Now, thanks to interesting podcasts, including characters from German history as a whole and also Byzantine history! (More on this later.)
mildred_of_midgard: (Default)

Re: Danish kings and their favorites: Frederik V and Moltke

[personal profile] mildred_of_midgard 2023-02-17 11:05 pm (UTC)(link)
An interesting passage from "Reign Without a Ruler" that gives Frederik more credit for political participation than most of what I had read previously and what I had reported to salon:

Under the leadership of Moltke and Bernstorff, the government by the excellencies could have functioned well even if the King had done nothing but sign documents and make public appearances on official occasions, but Frederik V never withdrew from political work. Throughout his reign--though mostly in the early years--he was engaged in problems of foreign policy, and he even personally negotiated with foreign diplomats. However, it was not he who determined the main policy lines, and at foreign courts it was quite well-known that getting the backing of the excellencies was of key importance if one sought to influence Danish policy. It is difficult to judge the King's work in other areas of government, but in many cases one can discern a monarch who acted independently. While he left the administrative processing of many more matters to others than Christian VI had, Frederik V's position in relation to the corps of officials remained the same. In matters both large and small, the King could issue personal commands, and it could not be assumed that he would follow the recommendations of the corps of excellencies in connection with the appointment of officials and similar decisions. However, it is always possible that Moltke's hand guided the King behind the scenes when Frederik V was giving his orders.

...

An aspect of the positive story of Frederik V is that political leadership worked smoothly during his reign, and it is hardly fair that some have claimed that the King made no positive contribution in this regard at all. Frederik V did involve himself as much as his alcohol abuse allowed him to, and he should be praised for having placed the power he was unable to wield himself in more competent hands.

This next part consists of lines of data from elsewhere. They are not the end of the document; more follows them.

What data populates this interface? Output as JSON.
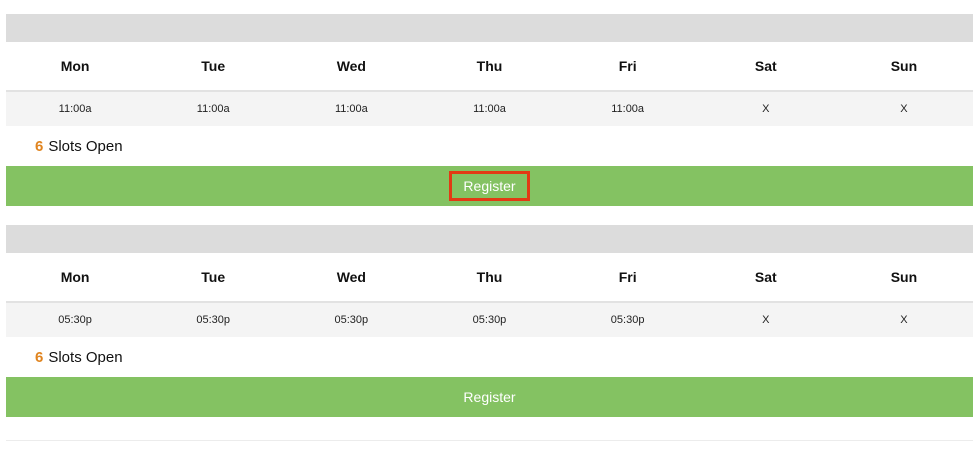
{
  "days": [
    "Mon",
    "Tue",
    "Wed",
    "Thu",
    "Fri",
    "Sat",
    "Sun"
  ],
  "schedules": [
    {
      "times": [
        "11:00a",
        "11:00a",
        "11:00a",
        "11:00a",
        "11:00a",
        "X",
        "X"
      ],
      "slots_count": "6",
      "slots_label": "Slots Open",
      "register_label": "Register"
    },
    {
      "times": [
        "05:30p",
        "05:30p",
        "05:30p",
        "05:30p",
        "05:30p",
        "X",
        "X"
      ],
      "slots_count": "6",
      "slots_label": "Slots Open",
      "register_label": "Register"
    }
  ],
  "colors": {
    "register_bar": "#84c262",
    "slots_count": "#e0841f",
    "highlight_border": "#e23a14",
    "header_bar": "#dcdcdc"
  }
}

He was definitely doing a better job than Gian Gastone, which, as I already said, is why this is not called The Last of the Oldenburgs. ;) On the other hand, on a personal level, I only have one anecdote that comes to mind in which GG yelled abuse at someone when he was drunk, and that person was dead. On the third, nonexistent hand, as Selena likes to say...the sources for both GG and Frederik V that I've found are extremely unreliable, and a lot are rumor-based, especially GG. I was astonished at how much of the "history" of Gian Gastone was taken from an anonymous manuscript that's just reporting scandals, gets its dates wrong, and yet is taken as gospel by Acton. We have the letters from Frederik V, but you saw all the caveats I had to hedge around them, and Moltke's memoirs have been summarized by multiple scholars as either "fact-based but amazingly wrong in some places, due to his memory failing him after so many years," or "so amazingly wrong this can't possibly be due to memory." And memoirs written by the king's BFF and de facto prime minister 20 years later are...let's just say not an unbiased source, although probably better than that tabloid about GG, omg.

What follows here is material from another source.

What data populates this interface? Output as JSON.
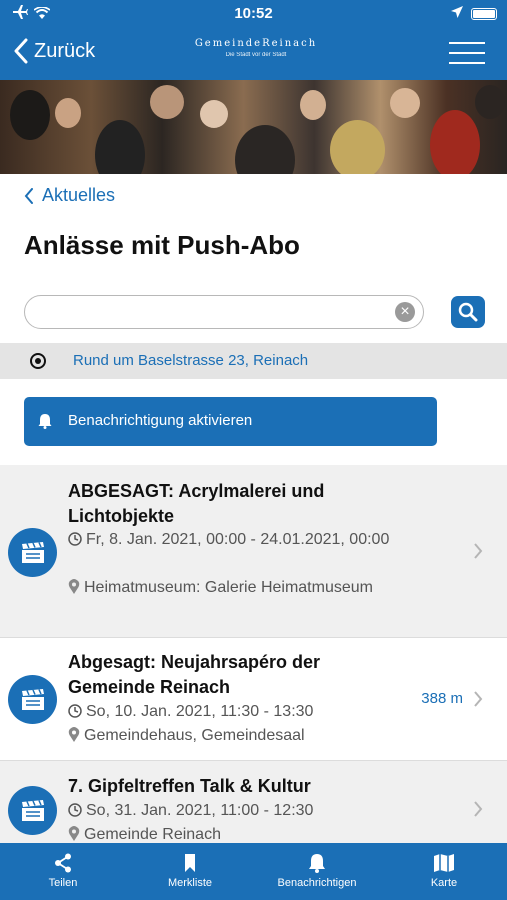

I still hope to write up my Gian Gastone findings for salon, but it would be great if I could read Italian first, because Google translate and I really struggled through some of those books.
selenak: (Default)

Re: Danish kings and their favorites: Frederik V and Moltke

[personal profile] selenak 2023-02-19 09:52 am (UTC)(link)
I do wonder whether there's a similar source problem with August the Strong, because that one biography I read a few years ago was a let down in that regard, with no sense of him as a person or reliable personal letters quoted from. (Political letters, yes, but there you don't know how much was written by the ministers.) So you have a lot of rumors and reported scandals to go by. Which reminds me, since you asked about August and what kind of a drunk he was, violent (either physical or verbal) or mellow: honestly, you know as much as I do. I don't recall an incident where drunken August lashes out against someone abusively from Horowski, but I might have overlooked/forgotten something, so don't hold me to it. Pöllnitz doesn't mention anything in those parts of his book I've read, but then Pöllnitz wants to be reinvited to Saxony by August's son.

Of course, we do know August could be long term vengeful if you crossed him significantly - Countess Cosel says hello from her tower and a life time of imprisonment - , and he was famously physically strong, but like I said, I don't recall any stories about him being brutal to someone either physically or verbally in direct interaction. It did occur to me, bearing FW in mind, that the two people in whose lives you could most likely find proof of such a trait, if August had it, would be the court fools, to wit, Fröhnlich and SchmiedelSchmiedel, but their wiki entries at least don't include such information.